As evidenced from history, the Europeans use all the means they had to ensure they secured a colony in Africa. This meant that they could use force and wars to entice African chiefs among other tactics. Marlow contends that “… they were conquerors, and for that you want only brute force…. Is just an accident arising from weakness of others” (Conrad 9). He continues and says “it was just a robbery with violence” (9). This remark indicates the nature of colonialism. Rather than stealing they added a fight on top of it.

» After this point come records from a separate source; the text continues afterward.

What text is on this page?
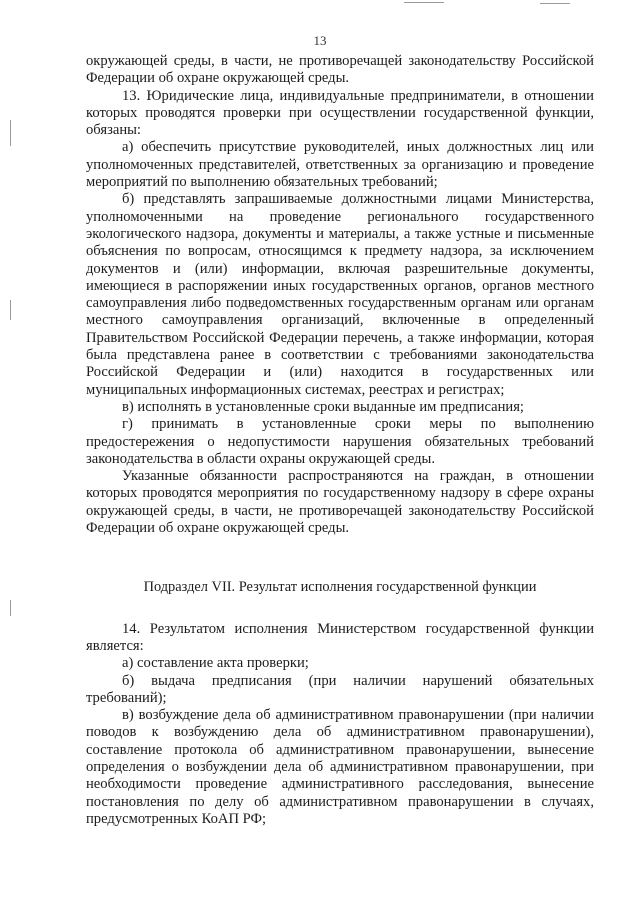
13

окружающей среды, в части, не противоречащей законодательству Российской Федерации об охране окружающей среды.

13. Юридические лица, индивидуальные предприниматели, в отношении которых проводятся проверки при осуществлении государственной функции, обязаны:

а) обеспечить присутствие руководителей, иных должностных лиц или уполномоченных представителей, ответственных за организацию и проведение мероприятий по выполнению обязательных требований;

б) представлять запрашиваемые должностными лицами Министерства, уполномоченными на проведение регионального государственного экологического надзора, документы и материалы, а также устные и письменные объяснения по вопросам, относящимся к предмету надзора, за исключением документов и (или) информации, включая разрешительные документы, имеющиеся в распоряжении иных государственных органов, органов местного самоуправления либо подведомственных государственным органам или органам местного самоуправления организаций, включенные в определенный Правительством Российской Федерации перечень, а также информации, которая была представлена ранее в соответствии с требованиями законодательства Российской Федерации и (или) находится в государственных или муниципальных информационных системах, реестрах и регистрах;

в) исполнять в установленные сроки выданные им предписания;

г) принимать в установленные сроки меры по выполнению предостережения о недопустимости нарушения обязательных требований законодательства в области охраны окружающей среды.

Указанные обязанности распространяются на граждан, в отношении которых проводятся мероприятия по государственному надзору в сфере охраны окружающей среды, в части, не противоречащей законодательству Российской Федерации об охране окружающей среды.

Подраздел VII. Результат исполнения государственной функции

14. Результатом исполнения Министерством государственной функции является:

а) составление акта проверки;

б) выдача предписания (при наличии нарушений обязательных требований);

в) возбуждение дела об административном правонарушении (при наличии поводов к возбуждению дела об административном правонарушении), составление протокола об административном правонарушении, вынесение определения о возбуждении дела об административном правонарушении, при необходимости проведение административного расследования, вынесение постановления по делу об административном правонарушении в случаях, предусмотренных КоАП РФ;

Racism is a contemporary issue which has attracted global attention. Hence, the colonialism did not divorce it from their colonization process. They capitalized on the issue because they viewed themselves as superior to other races. Marlow says that “… the conquest of the earth meant taking away from those people who had different complexion or slightly flatter noses than ourselves” (Conrad 9).
Marlow is referring to the Europeans annexing the land belonging to the black people because they were of a different color. Hence, Marlow is embracing racism. Marlow, in most occasions uses racial remarks and the language which dehumanize the blacks. For example, he says “… a horn tooted to the right… I saw the black people run” (Conrad 22). This suggests the blacks were being utilized as slaves. The horn was calling for them to react to it.
Overall, Kurtz symbolizes Europeans’ state when they began to realize their harm to Africa (Davis et al 112). Kurtz’s relationship with the mistress reflects the passion for Africa by whites, which is only temporary. His terminal illness is a representation of the eventual death of imperialism as they cannot adapt or respect the existing African culture (Conrad 90).
In the end, Marlow tells Kurtz Intended that his last words were her name. This is symbolic of the imperialist noble act to explore and try to do good in her honor and to African continent respectively. Heart of Darkness illustrates the industriousness of women through finding a source of livelihood to support them. They are also seen as apt strategists. Women also have been labeled as beautiful in the novel; perhaps, this is why men have a natural urge towards them.
Imperialism was a major factor contributing to European expansion interests in Africa. As Heart of Darkness notes, European powers were much interested in accumulating more wealth for their countries back at home. Rather than embracing a justice system, the imperialist created more problems in the society (Damrosch and Dettmar 93).
As discussed in the paper, blacks were dehumanized, race factor was common and use of force to rule and acquire wealth was a common phenomenon. We can learn that the novel helps to bring out the ideals of colonialism and independence and the changing roles of women in society. Thus, Heart of Darkness can be viewed as a modernist work of literature.
Cobley, Evelyn. Modernism and the Culture of Efficiency: Ideology and Fiction,Toronto: University of Toronto Press, 2009. Print.
Conrad, Joseph. Heart of Darkness. Oxford: Bibliolis Books, 2010. Print.
Damrosch, David and Dettmar Kevin J H. Longman Anthology of British Literature, London: Longman, 2009. Print
Davis, Paul, Harrison Gary, Johnson M David and Crawford F John. The Bedford Anthology of World Literature: The Modern World, 1650-The Present. Boston/NY: Bedford/St. Martin’s, 2009. Print.